“Vitkauskaite has established an enviable reputation as an intelligent performer who injects insight into every note and whose phrasing is nigh on perfect…When you listen to Une barque sur l’océan for example you can hear how precise her playing is and how it enables the notes to illustrate to perfection the watery nature embodied in the piece. It is breathtakingly beautiful and it is all you can do not to hear it again immediately…However, all of [the movements of Miroirs] are just as ravishingly beautiful…[in Beethoven, Vitkauskaite] shows that she can voice every emotion and every state inferred from gentle lullaby-like phrasing to volcanic outbursts…I don’t own another account of this sonata that I would place above this one…This is an extremely satisfying and thrillingly executed programme which should encounter no difficulties in finding its way onto the shelves of many music-lovers around the world. It is a well constructed and thoughtful programme that will educate as well as please any listener.”
—MusicWeb International, Steve Arloff
“artistry of poetic and observant sensitivity…a musician with a keen ear for colour and structure…vital glowing performances…illuminating and nuanced…Vitkauskaite finds a fine balance between lyricism and buoyancy [in the Beethoven], applying judicious flexibility to lines while maintaining narrative cohesion. The dotted rhythms and knotty harmonic twists in the second movement’s march have a welcome experimental edge and the pianist exudes celebratory zest in the finale…Vitkauskaite caresses and animates every phrase [in the Guastavino].”

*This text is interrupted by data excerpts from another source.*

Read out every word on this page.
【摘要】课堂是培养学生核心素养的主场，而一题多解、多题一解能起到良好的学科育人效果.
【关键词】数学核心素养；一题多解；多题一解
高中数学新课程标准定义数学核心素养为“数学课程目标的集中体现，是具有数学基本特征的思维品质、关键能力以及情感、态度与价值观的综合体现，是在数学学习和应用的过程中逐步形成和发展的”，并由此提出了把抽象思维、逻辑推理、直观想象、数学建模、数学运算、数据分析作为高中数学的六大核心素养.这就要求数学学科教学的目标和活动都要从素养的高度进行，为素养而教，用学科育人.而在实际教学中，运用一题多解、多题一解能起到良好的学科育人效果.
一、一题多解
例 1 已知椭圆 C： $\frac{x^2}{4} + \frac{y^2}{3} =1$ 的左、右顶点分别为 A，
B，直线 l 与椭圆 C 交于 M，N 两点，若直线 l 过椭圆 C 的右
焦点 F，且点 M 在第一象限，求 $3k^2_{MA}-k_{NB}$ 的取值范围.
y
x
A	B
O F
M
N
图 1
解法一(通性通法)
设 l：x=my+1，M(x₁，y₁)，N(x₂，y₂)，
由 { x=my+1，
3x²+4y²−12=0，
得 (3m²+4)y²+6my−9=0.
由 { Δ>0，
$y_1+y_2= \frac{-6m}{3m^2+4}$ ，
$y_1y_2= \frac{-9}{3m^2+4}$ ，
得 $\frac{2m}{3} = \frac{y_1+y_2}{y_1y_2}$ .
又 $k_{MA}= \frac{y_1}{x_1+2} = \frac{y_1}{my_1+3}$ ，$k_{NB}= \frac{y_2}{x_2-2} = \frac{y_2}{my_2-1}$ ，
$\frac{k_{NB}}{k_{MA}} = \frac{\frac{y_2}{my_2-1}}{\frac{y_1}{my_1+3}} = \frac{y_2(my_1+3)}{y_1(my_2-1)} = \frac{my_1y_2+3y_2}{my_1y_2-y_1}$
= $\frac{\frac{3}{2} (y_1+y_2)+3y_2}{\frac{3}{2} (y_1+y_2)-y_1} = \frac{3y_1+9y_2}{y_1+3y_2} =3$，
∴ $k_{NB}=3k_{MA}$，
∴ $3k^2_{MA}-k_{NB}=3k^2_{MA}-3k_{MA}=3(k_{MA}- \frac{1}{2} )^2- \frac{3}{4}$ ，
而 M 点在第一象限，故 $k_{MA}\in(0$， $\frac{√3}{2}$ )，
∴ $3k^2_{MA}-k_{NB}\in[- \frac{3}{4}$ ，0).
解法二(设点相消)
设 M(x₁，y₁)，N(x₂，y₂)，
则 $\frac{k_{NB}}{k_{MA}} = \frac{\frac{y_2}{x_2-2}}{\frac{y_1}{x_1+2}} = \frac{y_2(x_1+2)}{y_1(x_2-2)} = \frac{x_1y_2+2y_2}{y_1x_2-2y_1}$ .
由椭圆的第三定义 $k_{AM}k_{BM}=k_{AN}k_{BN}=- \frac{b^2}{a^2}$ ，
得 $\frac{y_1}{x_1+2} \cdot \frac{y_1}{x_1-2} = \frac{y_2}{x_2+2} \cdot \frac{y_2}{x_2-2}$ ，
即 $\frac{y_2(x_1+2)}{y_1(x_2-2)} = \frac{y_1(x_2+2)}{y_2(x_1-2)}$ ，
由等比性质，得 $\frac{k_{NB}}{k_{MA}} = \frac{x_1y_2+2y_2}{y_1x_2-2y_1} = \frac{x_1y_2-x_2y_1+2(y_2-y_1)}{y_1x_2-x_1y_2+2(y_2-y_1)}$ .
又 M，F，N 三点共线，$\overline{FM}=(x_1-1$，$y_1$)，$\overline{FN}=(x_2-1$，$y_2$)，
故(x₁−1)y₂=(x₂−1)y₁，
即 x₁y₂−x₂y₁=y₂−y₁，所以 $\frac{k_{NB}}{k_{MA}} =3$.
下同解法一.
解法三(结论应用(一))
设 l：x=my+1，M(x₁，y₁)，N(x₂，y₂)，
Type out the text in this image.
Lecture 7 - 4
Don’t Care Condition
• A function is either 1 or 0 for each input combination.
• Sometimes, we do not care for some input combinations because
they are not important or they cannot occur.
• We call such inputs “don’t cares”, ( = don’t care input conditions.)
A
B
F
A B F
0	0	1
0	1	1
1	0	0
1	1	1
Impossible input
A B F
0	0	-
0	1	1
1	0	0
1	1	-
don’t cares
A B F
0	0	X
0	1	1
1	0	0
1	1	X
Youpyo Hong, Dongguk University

—Gramophone, Donald Rosenberg
“Vitkauskaite’s performance of each of the score’s five movements [of Ravel’s Miroirs] comes alive with scintillating pianism and a kaleidoscope of colors. Listen, for example to the peaks of foam that aerate the surface of her Une barque sur l’océan, or to the tintinnabulations of her La vallée des cloches, in which she so effectively differentiates her touch and pedaling to simulate the varying tolling, chiming, and tinkling bell sounds—a remarkable display of technique and sensitivity to Ravel’s brilliant tone painting…a Beethoven interpreter of penetrating insight. Her phrasing breathes in a way that makes Beethoven’s rising and falling gestures sound truly conversational…Rasa Vitkauskaite captures the grotesqueries of Liebermann’s gothic wardens of evil with both chilling and mischievously wicked effect…The Sonata in G Minor by Argentinean composer Carlos Vicente Guastavino (1912– 2000) is a work I’d not previously heard…gorgeous piano writing…deeply felt performance…All around, this is a most intelligently programmed and beautifully realized recorded debut recital, complete with copiously footnoted booklet analyses of each work authored by Vitkauskaite and Jan Swafford. Ongaku’s impressive recorded sound from the Rogers Center for the Arts at Merrimack College in North Andover, Massachusetts, completes the package for this enthusiastically recommended release.”